In recent years, e-commerce has become an umbrella concept for many issues that matter in public policies, especially in the Global South, particularly on access, affordability, privacy, taxes to hardware, cyber- crime regulation, copyright restrictions. The WTO e-commerce agenda is inevitably complex: it includes far-reaching provisions on the cross- border delivery of services affecting privacy, data protection, consumer protection, cybersecurity and net neutrality, and new Internet-related IP rights in a digital context. They raise significant concerns for the Internet, its global infrastructure, and the right of governments to develop policies and laws that best preserve the free and open internet.

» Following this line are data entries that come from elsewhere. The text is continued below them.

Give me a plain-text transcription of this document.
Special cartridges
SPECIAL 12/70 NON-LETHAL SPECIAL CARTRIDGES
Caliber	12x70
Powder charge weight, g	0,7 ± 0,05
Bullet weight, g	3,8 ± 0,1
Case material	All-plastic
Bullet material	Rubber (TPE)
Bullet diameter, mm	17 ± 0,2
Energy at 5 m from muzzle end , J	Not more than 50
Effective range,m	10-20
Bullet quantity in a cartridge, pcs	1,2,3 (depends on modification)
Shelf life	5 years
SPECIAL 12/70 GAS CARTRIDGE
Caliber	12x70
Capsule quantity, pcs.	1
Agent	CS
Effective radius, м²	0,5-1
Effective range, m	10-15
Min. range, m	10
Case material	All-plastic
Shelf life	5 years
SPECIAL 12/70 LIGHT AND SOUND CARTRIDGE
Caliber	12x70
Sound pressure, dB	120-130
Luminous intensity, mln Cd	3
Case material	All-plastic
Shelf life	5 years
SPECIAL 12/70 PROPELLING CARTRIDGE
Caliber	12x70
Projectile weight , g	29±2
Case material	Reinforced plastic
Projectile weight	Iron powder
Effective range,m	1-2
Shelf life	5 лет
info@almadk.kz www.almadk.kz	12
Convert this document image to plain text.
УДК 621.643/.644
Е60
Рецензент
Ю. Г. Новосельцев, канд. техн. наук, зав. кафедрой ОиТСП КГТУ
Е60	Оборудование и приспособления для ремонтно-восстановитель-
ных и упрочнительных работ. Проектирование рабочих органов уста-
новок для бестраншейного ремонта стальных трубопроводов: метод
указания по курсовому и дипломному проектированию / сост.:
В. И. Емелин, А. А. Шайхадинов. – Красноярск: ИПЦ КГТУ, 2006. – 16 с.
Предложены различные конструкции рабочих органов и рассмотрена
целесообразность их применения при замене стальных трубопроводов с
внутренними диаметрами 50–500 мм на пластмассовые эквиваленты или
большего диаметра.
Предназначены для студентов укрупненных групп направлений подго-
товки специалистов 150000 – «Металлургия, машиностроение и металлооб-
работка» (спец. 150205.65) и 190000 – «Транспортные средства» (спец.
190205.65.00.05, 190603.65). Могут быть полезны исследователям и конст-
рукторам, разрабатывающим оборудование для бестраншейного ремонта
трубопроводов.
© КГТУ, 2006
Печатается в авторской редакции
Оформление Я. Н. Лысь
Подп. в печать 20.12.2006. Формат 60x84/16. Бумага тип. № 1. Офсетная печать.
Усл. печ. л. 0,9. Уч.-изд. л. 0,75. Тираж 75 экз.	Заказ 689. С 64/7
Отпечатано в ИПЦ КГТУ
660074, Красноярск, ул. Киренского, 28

In this project, Opening Spaces for Digital Rights Activism: Multilateral Trade Negotiations, Burcu Kilic and Renata Avila researched how e-commerce and Free Trade Agreements affect digital rights.

The resulting report focuses on the impact of the global digital trade agenda on developing countries, mapping the threats and opportunities for digital rights organizations within the WTO’s e-commerce discussions and working to define a positive agenda and policy recommendations for future CSO engagement in trade negotiations.

Dynamic, easy to understand two-pagers were also produced from the report and were used to prepare civil society organizations in the global south for the MC11 in 2017 as well as future WTO discussions.

The goal of the report and wider project is to raise awareness, interest, and knowledge amongst digital rights CSOs to prepare them to engage strategically and collectively for the next Ministerial Conference, MC12.